On Jun 12, 2014, at 11:27 AM, Warren Young <war...@etr-usa.com> wrote:

> [*] The absolute XFS filesystem size limit is about 8 million terabytes, 
> which requires about 500 cubic meters of the densest HDDs available today.

I’ve been wondering what 500 TB looks like, so I worked it out.  It requires a 
mere 100 x 6 TB disks for 20% redundancy.

Viewed that way, 500 TB looks a little on the low side.  You can get a 9U 
server chassis[*] with its face almost covered with 50 hot-swap 3.5 inch drive 
trays.  That puts us only one size doubling from being able to achieve a 
max-size array in a single server.

Even if we assume SAS drives, we’re still only about 3 doublings away from 
filling that 9U chassis with a 500 TB array.  RHEL7 will be in production 1 
level support for another 5 years, enough time for those 3 doublings.

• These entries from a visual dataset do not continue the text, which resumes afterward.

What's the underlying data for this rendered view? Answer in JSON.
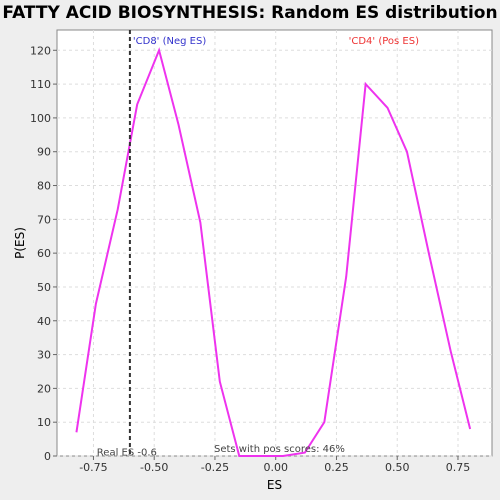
{
  "chart_data": {
    "type": "line",
    "title": "FATTY ACID BIOSYNTHESIS: Random ES distribution",
    "xlabel": "ES",
    "ylabel": "P(ES)",
    "xlim": [
      -0.9,
      0.89
    ],
    "ylim": [
      0,
      126
    ],
    "xticks": [
      -0.75,
      -0.5,
      -0.25,
      0.0,
      0.25,
      0.5,
      0.75
    ],
    "xtick_labels": [
      "-0.75",
      "-0.50",
      "-0.25",
      "0.00",
      "0.25",
      "0.50",
      "0.75"
    ],
    "yticks": [
      0,
      10,
      20,
      30,
      40,
      50,
      60,
      70,
      80,
      90,
      100,
      110,
      120
    ],
    "grid": true,
    "series": [
      {
        "color": "#ee33ee",
        "x": [
          -0.82,
          -0.74,
          -0.65,
          -0.57,
          -0.48,
          -0.4,
          -0.31,
          -0.23,
          -0.15,
          -0.06,
          0.03,
          0.12,
          0.2,
          0.29,
          0.37,
          0.46,
          0.54,
          0.63,
          0.72,
          0.8
        ],
        "y": [
          7,
          45,
          73,
          104,
          120,
          98,
          69,
          22,
          0,
          0,
          0,
          1,
          10,
          53,
          110,
          103,
          90,
          60,
          31,
          8
        ]
      }
    ],
    "real_es": {
      "value": -0.6,
      "label": "Real ES -0.6"
    },
    "annotations": {
      "neg": {
        "text": "'CD8' (Neg ES)",
        "color": "#3333cc"
      },
      "pos": {
        "text": "'CD4' (Pos ES)",
        "color": "#ee3333"
      },
      "pos_scores": "Sets with pos scores: 46%"
    }
  }
}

I assume we’re climbing out of the doubling doldrums brought on by the Taiwan 
floods by now.  Even if not, we’ve got another *10* years before RHEL 7 leaves 
production level 3 support.

Apparently Red Hat picked this number by doing similar projections, and set it 
fairly conservatively.

What this means is that some of us will be DIYing petabyte scale arrays in a 
single commodity chassis by the time RHEL 8 ships.  I’m not talking about 
high-dollar SAN or Big Iron stuff here; we’ll be making them from commodity 
parts you can buy off NewEgg without a special order.  Wow.